When a senior Tajikistan government official declared in July that Uzbekistan had given up on objections to the Rogun hydropower project, it implausibly seemed like a monumental entente had been reached.
Those remarks, made by Tajik Energy and Water Resources Minister Usmonali Usmonzoda on July 27, have proven woefully misleading, however.
Uzbekistan’s Foreign Ministry on August 1 issued a statement reiterating its total opposition to the project. For clarity’s sake, it reproduced a speech by Deputy Prime Rustam Azimov from last year that concluded with this unambiguous sentence: “Uzbekistan will never and under no circumstances give its support to this project.”
This brewing standoff may come to a head sooner than expected if Tajikistan’s optimistic timetable comes to fruition.
In August, Usmonzoda said Tajikistan plans to commission the first two units of the Roghun plant in the next few years. Ozodagon news agency quoted Usmonzoda as putting that timeframe at three years.
The first units will have a combined generating capacity of 800 megawatts, enough to provide the entire country electricity around the clock, Usmonzoda said.
Tajikistan now has to cope with severe power shortages, particularly in the winter, when electricity is rationed to around 4-5 hours in the morning and the same amount in the evening.
“All the required equipment for the two units is already in the country. Some of this equipment has been here since the times of the Soviet Union — the remaining parts were acquired in recent yeas from Ukrainian manufacturers in the electricity industry,” Usmonzoda was quoted as saying by Russia’s Interfax news agency.
Tajikistan is going it alone with the construction of Rogun hydropower plant, which is designed to incorporate six generation units with 600 megawatt capacity apiece. Efforts to attract foreign investment have foundered, so the pressure to provide the funds is instead falling on the shoulders of long-suffering Tajik citizens.
It is estimated that the entire project will cost $2.2 billion to complete. Getting the first two units up and going at half capacity will cost $590 million.
All this has been proceeding in the teeth of Uzbek opposition.
Rogun received a major diplomatic boost after consultants commissioned by the World Bank gave the project a green light, describing the dam as the best way to end the country’s electricity shortages. The feasibility report reviewed several proposed options and concluded that the highest — and therefore the most productive — dam could be safely built on the planned site and withstand even a powerful earthquake.
That did not reassure Tashkent.
Azimov, speaking in Almaty on July 14, 2014, at a regional conference devoted to the feasibility study, observed caustically that the World Bank report could be called “anything you want — an essay, a pre-project review, a student assignment — but certainly not professional, skilled and valued expertise.”
The dams will give Dushanbe substantial means to control what water reaches Uzbekistan, which argues that its food security stands to be put at risk. The initial construction stages would be the most perilous, Uzbekistan’s ambassador to the United Nations, Murad Askarov, argued in a 2012 article in the book Disaster by Design: The Aral Sea and Its Lessons for Sustainability.

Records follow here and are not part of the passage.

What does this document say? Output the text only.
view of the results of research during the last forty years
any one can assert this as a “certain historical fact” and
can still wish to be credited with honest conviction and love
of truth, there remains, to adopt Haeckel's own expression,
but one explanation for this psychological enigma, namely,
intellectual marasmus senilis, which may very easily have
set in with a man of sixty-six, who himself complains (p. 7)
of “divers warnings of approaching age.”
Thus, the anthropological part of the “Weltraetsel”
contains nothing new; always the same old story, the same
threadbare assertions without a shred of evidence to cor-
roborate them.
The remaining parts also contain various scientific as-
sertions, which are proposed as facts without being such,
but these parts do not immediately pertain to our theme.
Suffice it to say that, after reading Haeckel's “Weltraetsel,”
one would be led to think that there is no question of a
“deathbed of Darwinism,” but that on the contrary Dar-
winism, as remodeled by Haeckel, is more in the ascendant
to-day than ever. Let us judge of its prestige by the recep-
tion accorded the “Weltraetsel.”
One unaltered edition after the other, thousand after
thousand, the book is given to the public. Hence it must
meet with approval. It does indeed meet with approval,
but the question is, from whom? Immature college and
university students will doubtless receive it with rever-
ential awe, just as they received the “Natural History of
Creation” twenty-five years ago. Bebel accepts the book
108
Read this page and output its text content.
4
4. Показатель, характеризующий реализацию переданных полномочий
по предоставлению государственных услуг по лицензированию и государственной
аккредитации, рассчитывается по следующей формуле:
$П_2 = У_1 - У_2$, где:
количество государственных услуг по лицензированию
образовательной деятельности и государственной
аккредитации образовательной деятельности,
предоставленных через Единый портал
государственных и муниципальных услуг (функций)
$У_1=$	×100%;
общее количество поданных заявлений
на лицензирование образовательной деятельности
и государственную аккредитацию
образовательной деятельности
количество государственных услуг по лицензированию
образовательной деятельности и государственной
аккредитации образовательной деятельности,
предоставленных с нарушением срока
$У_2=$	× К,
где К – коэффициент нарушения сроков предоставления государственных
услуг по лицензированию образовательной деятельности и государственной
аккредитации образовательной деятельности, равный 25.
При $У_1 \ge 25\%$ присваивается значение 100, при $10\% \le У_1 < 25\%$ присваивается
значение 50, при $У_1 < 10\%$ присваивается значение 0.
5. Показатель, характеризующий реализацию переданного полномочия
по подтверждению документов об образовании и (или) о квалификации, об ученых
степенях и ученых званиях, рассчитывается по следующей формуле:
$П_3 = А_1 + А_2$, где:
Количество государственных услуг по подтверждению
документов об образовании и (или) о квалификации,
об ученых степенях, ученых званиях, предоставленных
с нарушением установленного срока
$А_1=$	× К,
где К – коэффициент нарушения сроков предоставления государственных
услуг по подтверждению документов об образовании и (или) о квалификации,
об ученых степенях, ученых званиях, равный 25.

“In order to impound a water reservoir with a volume of 14 cubic kilometers, the significant part of the flows of the Vakhsh River will have to be blocked for at least 8-10 years,” Askarov said. “Cutting off its flow will completely disrupt the long-term regulation of water flows in the region and will raise the already increasing water scarcity to a disastrous level.”
Proper collective use of water resources in Central Asia will, it is evident, require cordial communication among neighboring countries and consideration of each other’s interests. That is signally lacking at present.